- Theatrical release poster
- Directed by: Marcel Carné
- Written by: Pierre Laroche Jacques Prévert
- Produced by: André Paulvé
- Starring: Arletty Jules Berry Marie Déa Marcel Herrand Fernand Ledoux Alain Cuny
- Cinematography: Roger Hubert
- Edited by: Henri Rust
- Music by: Maurice Thiriet
- Distributed by: DisCina
- Release date: December 5, 1942;
- Running time: 118 min.
- Country: France
- Language: French

= Les Visiteurs du Soir =

Les Visiteurs du Soir (US: The Devil's Envoys) is a 1942 film by French film director Marcel Carné. The film was released on 5 December 1942 in Paris during the Nazi occupation.

==Plot==
In May 1485, two of the devil's envoys, Gilles (Alain Cuny) and Dominique (Arletty), arrive at the castle of Baron Hugues (Fernand Ledoux) on the night of a celebration for his daughter's engagement. The Baron's daughter, Anne (Marie Déa), is set to marry Renaud (Marcel Herrand), a warlord who prefers talking about battle more than reciting love poems. Disguised as traveling minstrels, Gilles and Dominique enter the castle and use their powers of enticement to ruin the upcoming nuptials. Gilles seduces the innocent Anne, while both the Baron and Renaud become bewitched with Dominique. But, when Gilles accidentally falls in love with Anne, the Devil (Jules Berry) arrives to ensure that any true happiness is destroyed. When Gilles and Anne are caught together in her room, Gilles is thrown into the dungeon, and Anne and Renaud's engagement is called off.
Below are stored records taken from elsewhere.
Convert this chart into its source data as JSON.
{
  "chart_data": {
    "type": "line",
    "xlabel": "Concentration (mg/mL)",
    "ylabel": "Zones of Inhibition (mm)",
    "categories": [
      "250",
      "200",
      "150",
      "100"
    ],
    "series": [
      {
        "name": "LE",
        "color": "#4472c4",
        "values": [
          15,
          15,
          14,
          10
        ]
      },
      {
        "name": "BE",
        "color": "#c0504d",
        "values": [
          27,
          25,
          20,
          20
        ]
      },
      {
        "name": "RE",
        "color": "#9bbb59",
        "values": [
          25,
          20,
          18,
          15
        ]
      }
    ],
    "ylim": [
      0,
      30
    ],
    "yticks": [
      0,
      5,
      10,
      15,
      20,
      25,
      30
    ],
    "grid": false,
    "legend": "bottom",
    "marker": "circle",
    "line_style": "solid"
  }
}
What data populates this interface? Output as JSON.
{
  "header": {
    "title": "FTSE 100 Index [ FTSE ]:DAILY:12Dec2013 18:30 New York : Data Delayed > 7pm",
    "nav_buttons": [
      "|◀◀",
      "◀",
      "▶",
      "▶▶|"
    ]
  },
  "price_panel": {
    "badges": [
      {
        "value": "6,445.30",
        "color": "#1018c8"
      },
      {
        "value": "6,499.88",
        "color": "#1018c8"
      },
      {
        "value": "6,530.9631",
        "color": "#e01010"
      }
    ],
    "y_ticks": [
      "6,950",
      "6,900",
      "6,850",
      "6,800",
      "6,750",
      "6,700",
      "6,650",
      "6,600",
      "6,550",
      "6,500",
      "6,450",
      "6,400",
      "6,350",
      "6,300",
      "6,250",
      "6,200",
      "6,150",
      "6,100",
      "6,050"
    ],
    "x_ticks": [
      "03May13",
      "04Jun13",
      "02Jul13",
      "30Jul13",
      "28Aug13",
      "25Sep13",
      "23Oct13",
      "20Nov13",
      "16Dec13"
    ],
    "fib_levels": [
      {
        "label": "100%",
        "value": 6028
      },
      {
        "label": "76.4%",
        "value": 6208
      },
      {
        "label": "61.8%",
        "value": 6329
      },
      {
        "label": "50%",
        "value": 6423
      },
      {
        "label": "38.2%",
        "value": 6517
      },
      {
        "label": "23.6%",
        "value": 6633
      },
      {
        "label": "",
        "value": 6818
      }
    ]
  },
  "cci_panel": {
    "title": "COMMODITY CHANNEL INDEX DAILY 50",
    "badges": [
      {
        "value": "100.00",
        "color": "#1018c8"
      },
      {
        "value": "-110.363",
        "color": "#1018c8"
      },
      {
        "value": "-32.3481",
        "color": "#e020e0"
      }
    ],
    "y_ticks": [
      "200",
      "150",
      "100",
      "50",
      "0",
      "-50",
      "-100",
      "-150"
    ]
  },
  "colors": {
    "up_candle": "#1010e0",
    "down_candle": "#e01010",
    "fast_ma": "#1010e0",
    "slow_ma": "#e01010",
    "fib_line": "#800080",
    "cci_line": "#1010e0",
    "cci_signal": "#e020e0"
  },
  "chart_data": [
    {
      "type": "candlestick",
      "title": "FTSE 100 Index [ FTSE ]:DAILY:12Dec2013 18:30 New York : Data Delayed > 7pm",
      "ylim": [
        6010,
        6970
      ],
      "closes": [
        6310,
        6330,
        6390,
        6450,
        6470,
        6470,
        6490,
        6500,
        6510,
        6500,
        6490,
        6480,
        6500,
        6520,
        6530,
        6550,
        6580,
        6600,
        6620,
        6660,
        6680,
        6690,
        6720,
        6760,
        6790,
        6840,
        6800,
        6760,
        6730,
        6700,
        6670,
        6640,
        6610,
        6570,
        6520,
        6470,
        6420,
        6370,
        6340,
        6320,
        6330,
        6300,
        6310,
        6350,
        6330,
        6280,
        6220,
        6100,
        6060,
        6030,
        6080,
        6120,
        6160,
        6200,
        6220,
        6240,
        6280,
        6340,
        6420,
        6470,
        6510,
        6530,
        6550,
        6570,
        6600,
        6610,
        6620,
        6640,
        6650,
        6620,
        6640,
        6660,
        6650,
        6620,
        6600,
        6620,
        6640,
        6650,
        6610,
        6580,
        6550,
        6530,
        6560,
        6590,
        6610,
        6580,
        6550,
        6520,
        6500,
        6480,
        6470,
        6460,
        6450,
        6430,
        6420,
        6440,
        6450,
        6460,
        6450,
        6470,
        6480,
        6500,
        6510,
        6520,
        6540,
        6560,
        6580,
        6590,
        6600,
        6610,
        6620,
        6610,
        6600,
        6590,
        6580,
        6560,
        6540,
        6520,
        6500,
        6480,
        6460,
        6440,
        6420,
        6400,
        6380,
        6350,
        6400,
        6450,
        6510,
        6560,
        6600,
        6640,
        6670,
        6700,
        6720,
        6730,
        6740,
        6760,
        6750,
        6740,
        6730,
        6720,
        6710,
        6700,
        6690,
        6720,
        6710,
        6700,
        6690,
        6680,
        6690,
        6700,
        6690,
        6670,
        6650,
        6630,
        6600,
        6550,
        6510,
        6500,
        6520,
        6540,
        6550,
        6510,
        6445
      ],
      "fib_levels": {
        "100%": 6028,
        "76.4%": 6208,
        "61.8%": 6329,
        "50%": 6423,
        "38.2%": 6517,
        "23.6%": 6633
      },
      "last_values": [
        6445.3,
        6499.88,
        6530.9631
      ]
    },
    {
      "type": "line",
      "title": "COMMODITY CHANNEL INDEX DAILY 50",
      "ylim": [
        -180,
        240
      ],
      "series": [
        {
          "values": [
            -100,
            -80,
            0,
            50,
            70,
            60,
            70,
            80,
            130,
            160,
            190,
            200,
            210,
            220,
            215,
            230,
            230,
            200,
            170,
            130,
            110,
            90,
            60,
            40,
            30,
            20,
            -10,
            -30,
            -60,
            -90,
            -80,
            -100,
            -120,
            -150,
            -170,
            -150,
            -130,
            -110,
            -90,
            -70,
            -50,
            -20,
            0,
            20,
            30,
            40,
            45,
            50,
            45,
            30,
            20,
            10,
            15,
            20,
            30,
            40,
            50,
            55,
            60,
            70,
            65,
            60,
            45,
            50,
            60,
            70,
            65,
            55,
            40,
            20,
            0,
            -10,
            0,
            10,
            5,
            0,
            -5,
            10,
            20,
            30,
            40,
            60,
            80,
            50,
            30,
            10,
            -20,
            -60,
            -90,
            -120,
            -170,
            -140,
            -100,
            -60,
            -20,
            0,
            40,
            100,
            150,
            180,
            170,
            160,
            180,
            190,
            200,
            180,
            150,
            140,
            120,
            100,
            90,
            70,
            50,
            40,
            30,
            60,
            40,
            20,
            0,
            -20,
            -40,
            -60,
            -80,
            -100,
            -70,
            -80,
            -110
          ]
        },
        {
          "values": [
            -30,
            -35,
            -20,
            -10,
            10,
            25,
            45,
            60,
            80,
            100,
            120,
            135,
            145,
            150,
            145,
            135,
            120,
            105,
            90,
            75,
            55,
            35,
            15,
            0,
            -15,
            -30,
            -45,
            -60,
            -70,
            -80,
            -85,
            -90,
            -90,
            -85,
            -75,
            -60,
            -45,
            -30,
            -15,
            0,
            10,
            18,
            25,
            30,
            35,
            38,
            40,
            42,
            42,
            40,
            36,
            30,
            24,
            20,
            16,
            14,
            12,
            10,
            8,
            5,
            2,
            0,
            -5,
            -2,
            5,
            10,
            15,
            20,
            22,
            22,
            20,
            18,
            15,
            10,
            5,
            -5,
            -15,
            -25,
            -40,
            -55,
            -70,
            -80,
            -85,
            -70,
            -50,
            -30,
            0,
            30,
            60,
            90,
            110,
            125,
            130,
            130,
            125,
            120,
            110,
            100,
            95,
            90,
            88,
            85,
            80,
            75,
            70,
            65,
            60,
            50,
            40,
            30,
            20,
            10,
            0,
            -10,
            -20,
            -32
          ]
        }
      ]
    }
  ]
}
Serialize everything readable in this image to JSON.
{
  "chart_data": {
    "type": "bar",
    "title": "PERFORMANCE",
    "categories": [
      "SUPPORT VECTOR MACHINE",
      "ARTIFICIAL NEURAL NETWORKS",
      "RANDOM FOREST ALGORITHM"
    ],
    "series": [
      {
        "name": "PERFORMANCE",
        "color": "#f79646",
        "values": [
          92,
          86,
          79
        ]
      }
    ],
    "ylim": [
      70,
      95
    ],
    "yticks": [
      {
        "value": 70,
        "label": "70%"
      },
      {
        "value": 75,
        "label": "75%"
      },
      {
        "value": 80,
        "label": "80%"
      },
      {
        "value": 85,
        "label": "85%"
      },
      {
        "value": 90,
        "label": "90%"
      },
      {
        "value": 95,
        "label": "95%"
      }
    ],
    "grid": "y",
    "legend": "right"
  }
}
When the Baron and Renaud realize that they are both in love with Dominique, they duel to the death and Renaud is killed. Following the Devil's orders, Dominique leaves the castle and entices the Baron to follow her in suit. Intrigued by Anne's unusual purity and faith in love, the Devil decides he wants Anne for himself. Making a deal with the Devil, Anne agrees to be with him in return for the Devil releasing Gilles from chains. Once Gilles is free, the Devil strips Gilles of his memory and Gilles walks off leaving Anne with the Devil. But, once Gilles is gone, Anne reveals that she lied and that she could never love the Devil. Returning to the fountain where she and Gilles first pronounced their love, Anne and Gilles reunite and through the power of love, Gilles recovers his memory. Finding the two once again in love, the Devil changes them both into statues, but finds that, even underneath stone, their hearts continue to beat.

==Cast==
- Arletty as Dominique, a minstrel
- Alain Cuny as Gilles, a minstrel
- Jules Berry as the Devil
- Marie Déa as Anne Hugues
- Fernand Ledoux as Baron Hugues, Anne's father
- Marcel Herrand as Baron Renaud, Anne's fiance
- Pierre Labry as the Lord
- Jean d'Yd as the playboy
- Roger Blin as the monster showman
- Gabriel Gabrio as the executioner
- Simone Signoret as plain maid made beautiful by Gilles

==Production==
The film was shot in Nice, in Vichy France, and due to the war, Carné faced a number of difficulties in making the film. Due to the increased censorship during the war, Carné wanted to make a historical and fantastical film that would have little difficulty with the censors.

==Reception==
The film premiered at Paris’s Madeleine Cinema on 4 December 1942 and was one of the biggest film events during the war. It was called "the grandest film of the Occupation." One of the reasons that the film was such a huge success was murmuring before the film was released that the film was an allegory for the current situation. Many people saw the character of the Devil as representing Hitler and the continued beating hearts of the lovers as representing France living under German rule, but not giving up hope. Carné maintained until his death that the film was not an intentional allegory for the war and that any relationship was purely unconscious.